By employing a story-within-a-story framework, “The Celebrated Jumping Frog of Calaveras County” brings two different points of view into the tale, each of which creates context for the story’s events and enriches the tone. Mark Twain’s primary intention in writing the story is to entertain, and the use of multiple points of view contribute to its humor and whimsy. To begin with, the narrator’s explanation in the opening passage for how he came to visit with Simon Wheeler is absurd. The narrator calls upon Simon Wheeler to check in on a friend’s friend named Smiley, who probably doesn’t exist, and winds up listening for hours to stories about an entirely different Smiley, to no avail. Yet, the futility and absurdity of the narrator’s experience is only funny because of the narrator’s point of view. A more cantankerous person might cut Simon Wheeler off right away and leave, but this narrator patiently rides it out and offers a dry-witted perspective about Wheeler’s self-seriousness. Similarly, it is Simon Wheeler’s point of view that helps to make the anecdotes about Jim Smiley funny. 
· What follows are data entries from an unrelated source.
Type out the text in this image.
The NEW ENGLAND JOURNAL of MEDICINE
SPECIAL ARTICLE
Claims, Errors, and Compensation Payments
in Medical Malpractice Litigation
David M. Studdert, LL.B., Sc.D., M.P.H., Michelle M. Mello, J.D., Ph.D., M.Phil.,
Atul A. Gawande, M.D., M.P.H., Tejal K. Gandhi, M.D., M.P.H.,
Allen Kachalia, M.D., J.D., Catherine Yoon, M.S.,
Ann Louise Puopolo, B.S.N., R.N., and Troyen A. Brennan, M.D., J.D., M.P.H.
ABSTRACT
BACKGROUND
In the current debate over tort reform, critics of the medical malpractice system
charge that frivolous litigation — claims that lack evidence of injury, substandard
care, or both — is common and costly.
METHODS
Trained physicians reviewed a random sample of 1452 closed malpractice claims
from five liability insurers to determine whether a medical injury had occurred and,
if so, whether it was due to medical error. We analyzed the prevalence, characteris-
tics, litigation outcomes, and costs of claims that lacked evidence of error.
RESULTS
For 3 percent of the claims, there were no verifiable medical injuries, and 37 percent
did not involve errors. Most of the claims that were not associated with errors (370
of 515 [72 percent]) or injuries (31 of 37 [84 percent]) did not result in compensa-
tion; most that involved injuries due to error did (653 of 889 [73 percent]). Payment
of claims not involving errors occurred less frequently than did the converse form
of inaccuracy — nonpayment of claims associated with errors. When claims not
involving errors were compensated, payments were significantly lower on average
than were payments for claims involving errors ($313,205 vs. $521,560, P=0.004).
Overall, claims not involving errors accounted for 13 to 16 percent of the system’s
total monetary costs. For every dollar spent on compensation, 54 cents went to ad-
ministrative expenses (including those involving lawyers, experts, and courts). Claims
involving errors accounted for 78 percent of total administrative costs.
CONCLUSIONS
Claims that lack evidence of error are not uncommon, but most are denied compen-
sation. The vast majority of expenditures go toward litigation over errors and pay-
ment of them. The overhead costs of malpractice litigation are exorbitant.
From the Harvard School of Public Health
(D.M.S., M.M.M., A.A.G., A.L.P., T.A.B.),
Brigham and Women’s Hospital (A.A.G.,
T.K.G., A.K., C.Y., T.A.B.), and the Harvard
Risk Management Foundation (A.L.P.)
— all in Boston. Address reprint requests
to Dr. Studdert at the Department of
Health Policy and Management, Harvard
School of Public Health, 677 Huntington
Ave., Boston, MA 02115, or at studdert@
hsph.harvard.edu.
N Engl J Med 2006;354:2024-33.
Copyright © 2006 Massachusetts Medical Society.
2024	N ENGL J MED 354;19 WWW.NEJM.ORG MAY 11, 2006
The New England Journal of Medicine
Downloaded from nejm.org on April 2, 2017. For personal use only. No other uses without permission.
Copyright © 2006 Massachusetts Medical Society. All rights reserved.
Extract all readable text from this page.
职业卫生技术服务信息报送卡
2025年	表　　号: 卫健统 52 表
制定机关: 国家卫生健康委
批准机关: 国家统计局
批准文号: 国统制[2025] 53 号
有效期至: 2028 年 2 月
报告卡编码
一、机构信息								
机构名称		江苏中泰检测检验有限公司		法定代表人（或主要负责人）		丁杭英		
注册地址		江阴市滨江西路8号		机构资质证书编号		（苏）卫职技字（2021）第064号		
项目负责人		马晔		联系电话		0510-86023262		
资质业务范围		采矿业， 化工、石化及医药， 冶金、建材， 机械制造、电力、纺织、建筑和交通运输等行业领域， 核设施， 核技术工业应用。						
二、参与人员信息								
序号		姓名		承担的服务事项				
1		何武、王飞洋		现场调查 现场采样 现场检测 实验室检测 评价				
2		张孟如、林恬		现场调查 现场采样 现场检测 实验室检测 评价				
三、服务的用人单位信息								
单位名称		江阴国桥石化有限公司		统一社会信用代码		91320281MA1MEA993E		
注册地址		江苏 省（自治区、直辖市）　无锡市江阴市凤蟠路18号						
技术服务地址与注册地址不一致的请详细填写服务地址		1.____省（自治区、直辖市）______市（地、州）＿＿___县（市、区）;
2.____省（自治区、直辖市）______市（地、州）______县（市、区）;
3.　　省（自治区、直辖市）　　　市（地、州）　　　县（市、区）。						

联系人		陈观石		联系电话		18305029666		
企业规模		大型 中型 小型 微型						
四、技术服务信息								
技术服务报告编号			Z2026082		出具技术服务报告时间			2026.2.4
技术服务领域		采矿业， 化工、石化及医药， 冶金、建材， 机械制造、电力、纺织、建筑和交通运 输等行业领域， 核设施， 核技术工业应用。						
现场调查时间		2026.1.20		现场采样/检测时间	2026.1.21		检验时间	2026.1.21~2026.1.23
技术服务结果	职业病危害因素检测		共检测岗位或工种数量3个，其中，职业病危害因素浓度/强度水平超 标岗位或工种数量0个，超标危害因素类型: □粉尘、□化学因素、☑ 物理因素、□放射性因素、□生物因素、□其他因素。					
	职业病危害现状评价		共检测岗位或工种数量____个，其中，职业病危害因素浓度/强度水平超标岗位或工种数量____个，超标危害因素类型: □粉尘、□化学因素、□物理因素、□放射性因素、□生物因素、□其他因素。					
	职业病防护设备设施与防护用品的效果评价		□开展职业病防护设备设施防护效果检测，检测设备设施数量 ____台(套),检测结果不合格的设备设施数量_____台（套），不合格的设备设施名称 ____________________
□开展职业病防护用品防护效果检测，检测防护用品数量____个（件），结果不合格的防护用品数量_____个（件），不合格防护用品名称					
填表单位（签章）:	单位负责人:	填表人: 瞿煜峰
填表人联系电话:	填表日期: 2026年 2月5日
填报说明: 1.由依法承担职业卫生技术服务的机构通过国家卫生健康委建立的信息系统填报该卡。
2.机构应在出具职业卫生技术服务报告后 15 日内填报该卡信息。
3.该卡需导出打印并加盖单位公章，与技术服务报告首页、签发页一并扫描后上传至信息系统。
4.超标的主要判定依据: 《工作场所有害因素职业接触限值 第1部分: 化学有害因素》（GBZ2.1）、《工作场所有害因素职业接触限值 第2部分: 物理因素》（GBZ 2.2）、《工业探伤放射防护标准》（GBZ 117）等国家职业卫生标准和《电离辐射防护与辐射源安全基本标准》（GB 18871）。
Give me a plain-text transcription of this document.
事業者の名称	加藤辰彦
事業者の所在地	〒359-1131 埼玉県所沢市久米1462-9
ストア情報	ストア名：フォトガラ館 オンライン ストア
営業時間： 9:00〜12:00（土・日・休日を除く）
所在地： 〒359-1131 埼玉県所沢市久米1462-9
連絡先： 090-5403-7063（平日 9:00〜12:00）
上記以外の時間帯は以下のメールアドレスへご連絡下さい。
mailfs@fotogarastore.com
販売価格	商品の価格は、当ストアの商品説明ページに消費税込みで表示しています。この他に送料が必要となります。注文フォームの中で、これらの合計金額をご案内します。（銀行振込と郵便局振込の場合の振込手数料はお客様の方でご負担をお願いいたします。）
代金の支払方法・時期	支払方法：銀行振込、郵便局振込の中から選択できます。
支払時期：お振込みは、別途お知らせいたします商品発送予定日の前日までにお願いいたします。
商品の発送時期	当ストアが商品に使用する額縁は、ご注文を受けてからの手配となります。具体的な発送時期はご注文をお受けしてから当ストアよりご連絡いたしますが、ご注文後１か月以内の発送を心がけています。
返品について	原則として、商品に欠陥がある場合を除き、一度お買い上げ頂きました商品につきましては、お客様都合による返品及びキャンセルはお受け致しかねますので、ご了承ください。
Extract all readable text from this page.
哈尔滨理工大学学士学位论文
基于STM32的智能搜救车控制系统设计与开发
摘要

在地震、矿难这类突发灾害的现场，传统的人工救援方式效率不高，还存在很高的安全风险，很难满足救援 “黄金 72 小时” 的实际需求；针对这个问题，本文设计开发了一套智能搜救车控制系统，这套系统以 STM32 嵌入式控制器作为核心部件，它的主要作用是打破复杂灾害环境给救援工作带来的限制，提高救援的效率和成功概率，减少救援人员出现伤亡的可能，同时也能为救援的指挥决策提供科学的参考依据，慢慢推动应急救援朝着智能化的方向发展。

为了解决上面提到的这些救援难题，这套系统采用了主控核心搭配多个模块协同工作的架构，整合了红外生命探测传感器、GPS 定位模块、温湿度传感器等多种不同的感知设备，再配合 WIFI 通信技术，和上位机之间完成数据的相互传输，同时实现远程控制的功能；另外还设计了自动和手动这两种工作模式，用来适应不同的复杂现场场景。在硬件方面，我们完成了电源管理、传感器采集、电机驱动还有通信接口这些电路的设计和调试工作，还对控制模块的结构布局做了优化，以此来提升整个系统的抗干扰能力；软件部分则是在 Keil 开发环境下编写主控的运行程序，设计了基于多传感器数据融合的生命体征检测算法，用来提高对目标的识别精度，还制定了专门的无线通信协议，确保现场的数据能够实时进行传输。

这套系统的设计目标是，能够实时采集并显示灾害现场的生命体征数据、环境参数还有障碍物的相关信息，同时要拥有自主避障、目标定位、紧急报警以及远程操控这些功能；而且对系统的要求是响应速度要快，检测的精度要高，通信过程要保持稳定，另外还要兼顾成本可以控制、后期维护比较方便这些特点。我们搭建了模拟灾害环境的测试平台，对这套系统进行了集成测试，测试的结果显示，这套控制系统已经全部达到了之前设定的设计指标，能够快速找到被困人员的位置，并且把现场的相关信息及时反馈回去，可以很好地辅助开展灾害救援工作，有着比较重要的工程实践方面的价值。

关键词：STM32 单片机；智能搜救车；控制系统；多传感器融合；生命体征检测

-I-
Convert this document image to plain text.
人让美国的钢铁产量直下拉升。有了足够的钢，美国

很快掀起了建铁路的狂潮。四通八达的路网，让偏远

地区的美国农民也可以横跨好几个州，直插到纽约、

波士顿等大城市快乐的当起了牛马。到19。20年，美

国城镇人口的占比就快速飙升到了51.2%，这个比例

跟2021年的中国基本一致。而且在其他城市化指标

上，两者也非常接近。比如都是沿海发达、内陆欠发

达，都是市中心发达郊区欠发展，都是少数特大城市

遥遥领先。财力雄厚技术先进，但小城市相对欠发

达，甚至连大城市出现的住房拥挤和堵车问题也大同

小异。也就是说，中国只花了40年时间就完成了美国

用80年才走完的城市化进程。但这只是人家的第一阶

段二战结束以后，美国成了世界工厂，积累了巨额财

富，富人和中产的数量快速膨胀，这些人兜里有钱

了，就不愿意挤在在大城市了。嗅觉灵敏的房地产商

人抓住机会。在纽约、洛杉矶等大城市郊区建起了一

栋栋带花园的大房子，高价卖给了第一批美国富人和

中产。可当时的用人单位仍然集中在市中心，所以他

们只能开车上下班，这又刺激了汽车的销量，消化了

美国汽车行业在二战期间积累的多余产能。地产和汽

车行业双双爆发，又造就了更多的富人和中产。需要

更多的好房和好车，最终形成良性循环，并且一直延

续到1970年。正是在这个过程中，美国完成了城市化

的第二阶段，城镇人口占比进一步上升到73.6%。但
In less-capable hands, Smiley’s exploits might be presented as what they actually are: the efforts of a huckster and degenerate gambler to trick people into losing their money. But Wheeler’s perspective casts a different light on the anecdotes about Smiley and thus contextualizes them differently. For Wheeler, Smiley is a genius and a hero who accomplishes remarkable feats. Wheeler’s admiring perspective is all at once poignant and hilarious and thereby enriches the tone of the story. The end, when Wheeler is interrupted and the point of view switches back to the narrator, further contextualizes the story and lands one last joke: that the whole encounter has been a futile though thoroughly entertaining waste of time.